Megan’s Law is an informal name for laws in the United States requiring law enforcement authorities to make information available to the public regarding registered sex offenders. It was created in response to the murder of Megan Kanka who had the misfortune of living across the street from a twice convicted sex offender. The sex offender raped and murdered Megan in 1994. Congress immediately thereafter enacted legislation which provided funding for states which enacted a Sex Offender Registration Law meeting certain minimum requirements. As of 2003, every State has enacted a Sex Offender Registration Law although the laws vary significantly in content.
At the federal level, Megan’s Law is known as the Sexual Offender (Jacob Wetterling) Act of 1994, and requires persons convicted of sex crimes against children to notify local law enforcement of any change of address or employment after release from custody (prison or psychiatric facility).
Megan’s Law provides two major information services to the public:
- Sex offender registration
- Community notification
The details of what is provided as part of sex offender registration and how community notification is handled vary from state to state, and in some states the required registration information and community notification protocols have changed many times since Megan’s Law was passed.
New York’s Megan Law
New York’s law sets forth the intent and purpose of the Megan’s Law Act.
In 2002, the New York State Legislature changed the manner in which sex offenders in New York are classified and also improved the registration requirements.
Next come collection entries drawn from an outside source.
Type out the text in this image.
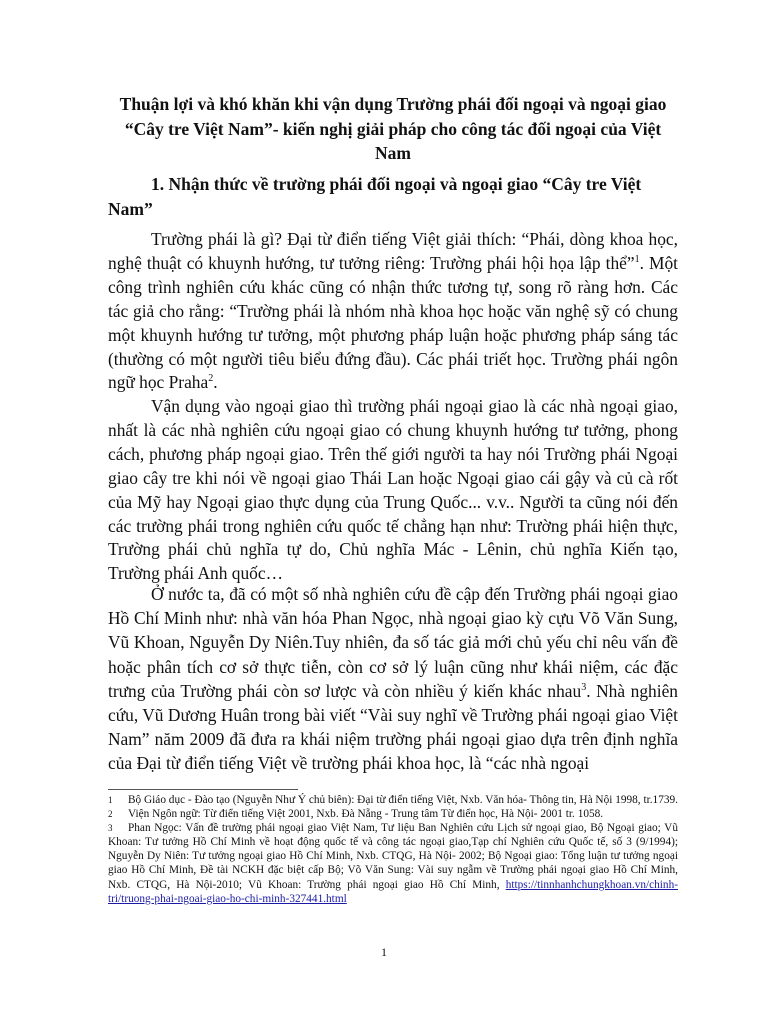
Thuận lợi và khó khăn khi vận dụng Trường phái đối ngoại và ngoại giao “Cây tre Việt Nam”- kiến nghị giải pháp cho công tác đối ngoại của Việt Nam
1. Nhận thức về trường phái đối ngoại và ngoại giao “Cây tre Việt Nam”
Trường phái là gì? Đại từ điển tiếng Việt giải thích: “Phái, dòng khoa học, nghệ thuật có khuynh hướng, tư tưởng riêng: Trường phái hội họa lập thể”$^1$. Một công trình nghiên cứu khác cũng có nhận thức tương tự, song rõ ràng hơn. Các tác giả cho rằng: “Trường phái là nhóm nhà khoa học hoặc văn nghệ sỹ có chung một khuynh hướng tư tưởng, một phương pháp luận hoặc phương pháp sáng tác (thường có một người tiêu biểu đứng đầu). Các phái triết học. Trường phái ngôn ngữ học Praha$^2$.
Vận dụng vào ngoại giao thì trường phái ngoại giao là các nhà ngoại giao, nhất là các nhà nghiên cứu ngoại giao có chung khuynh hướng tư tưởng, phong cách, phương pháp ngoại giao. Trên thế giới người ta hay nói Trường phái Ngoại giao cây tre khi nói về ngoại giao Thái Lan hoặc Ngoại giao cái gậy và củ cà rốt của Mỹ hay Ngoại giao thực dụng của Trung Quốc... v.v.. Người ta cũng nói đến các trường phái trong nghiên cứu quốc tế chẳng hạn như: Trường phái hiện thực, Trường phái chủ nghĩa tự do, Chủ nghĩa Mác - Lênin, chủ nghĩa Kiến tạo, Trường phái Anh quốc…
Ở nước ta, đã có một số nhà nghiên cứu đề cập đến Trường phái ngoại giao Hồ Chí Minh như: nhà văn hóa Phan Ngọc, nhà ngoại giao kỳ cựu Võ Văn Sung, Vũ Khoan, Nguyễn Dy Niên.Tuy nhiên, đa số tác giả mới chủ yếu chỉ nêu vấn đề hoặc phân tích cơ sở thực tiễn, còn cơ sở lý luận cũng như khái niệm, các đặc trưng của Trường phái còn sơ lược và còn nhiều ý kiến khác nhau$^3$. Nhà nghiên cứu, Vũ Dương Huân trong bài viết “Vài suy nghĩ về Trường phái ngoại giao Việt Nam” năm 2009 đã đưa ra khái niệm trường phái ngoại giao dựa trên định nghĩa của Đại từ điển tiếng Việt về trường phái khoa học, là “các nhà ngoại
1 Bộ Giáo dục - Đào tạo (Nguyễn Như Ý chủ biên): Đại từ điển tiếng Việt, Nxb. Văn hóa- Thông tin, Hà Nội 1998, tr.1739.
2 Viện Ngôn ngữ: Từ điển tiếng Việt 2001, Nxb. Đà Nẵng - Trung tâm Từ điển học, Hà Nội- 2001 tr. 1058.
3 Phan Ngọc: Vấn đề trường phái ngoại giao Việt Nam, Tư liệu Ban Nghiên cứu Lịch sử ngoại giao, Bộ Ngoại giao; Vũ Khoan: Tư tưởng Hồ Chí Minh về hoạt động quốc tế và công tác ngoại giao,Tạp chí Nghiên cứu Quốc tế, số 3 (9/1994); Nguyễn Dy Niên: Tư tưởng ngoại giao Hồ Chí Minh, Nxb. CTQG, Hà Nội- 2002; Bộ Ngoại giao: Tổng luận tư tưởng ngoại giao Hồ Chí Minh, Đề tài NCKH đặc biệt cấp Bộ; Võ Văn Sung: Vài suy ngẫm về Trường phái ngoại giao Hồ Chí Minh, Nxb. CTQG, Hà Nội-2010; Vũ Khoan: Trường phái ngoại giao Hồ Chí Minh, https://tinnhanhchungkhoan.vn/chinh-tri/truong-phai-ngoai-giao-ho-chi-minh-327441.html
1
Sex offenders are required to register with New York State’s Division of Criminal Justice Services. When the law was originally enacted a sex offender received a risk level classification which determined the duration of registration. Now, all sex offenders must register annually for 10 years except that an offender who has been designated as a “sexual predator”, “sexually violent offender” or “predicate sex offender” must register annually for life.
There are approximately 15,000 registered sex offenders in the state of New York. These individuals have been required to register under the “Sex Offender Registration Act” which became effective January 21, 1996, and is set forth in Section 168 of the Correction Law of the State of New York.
Levels of Risk
The act creates a five member Board of Examiners of Sex Offenders. The board is appointed by the governor and is charged with establishing guidelines and procedures to assess the risk of repeat offenses and determine the level of risk to the community. In order to determine the level of community notification and duration of registration, a hearing is held by the sentencing court. After examining the facts in a particular case, including, but not limited to, the use of force, weapons, alcohol or drugs, victim’s age, number of victims, assault or injury of the victim and relationship to the victim, the court makes a determination of the risk level. New York has a three tiered system. A sex offender is categorized under Level 1 (low risk), Level 2 (moderate risk) or Level 3 (high risk).Based upon the offender’s risk level, various levels of notification to the public and/or law enforcement agencies are imposed.
- A low risk (Level 1) offender need only notify law enforcement agencies where they are.
- A Level 2 (moderate risk) sex offender is not only required to notify law enforcement agencies as to their location, but the law enforcement agencies are authorized to “disseminate relevant information” which includes the approximate address based upon zip code, a photograph and background information.
- With respect to Level 3 (high risk) sex offenders, government agencies report the sex offender’s exact address including county and zip code. Sexual predators and Level 3 offenders must personally verify their address every 90 calendar days.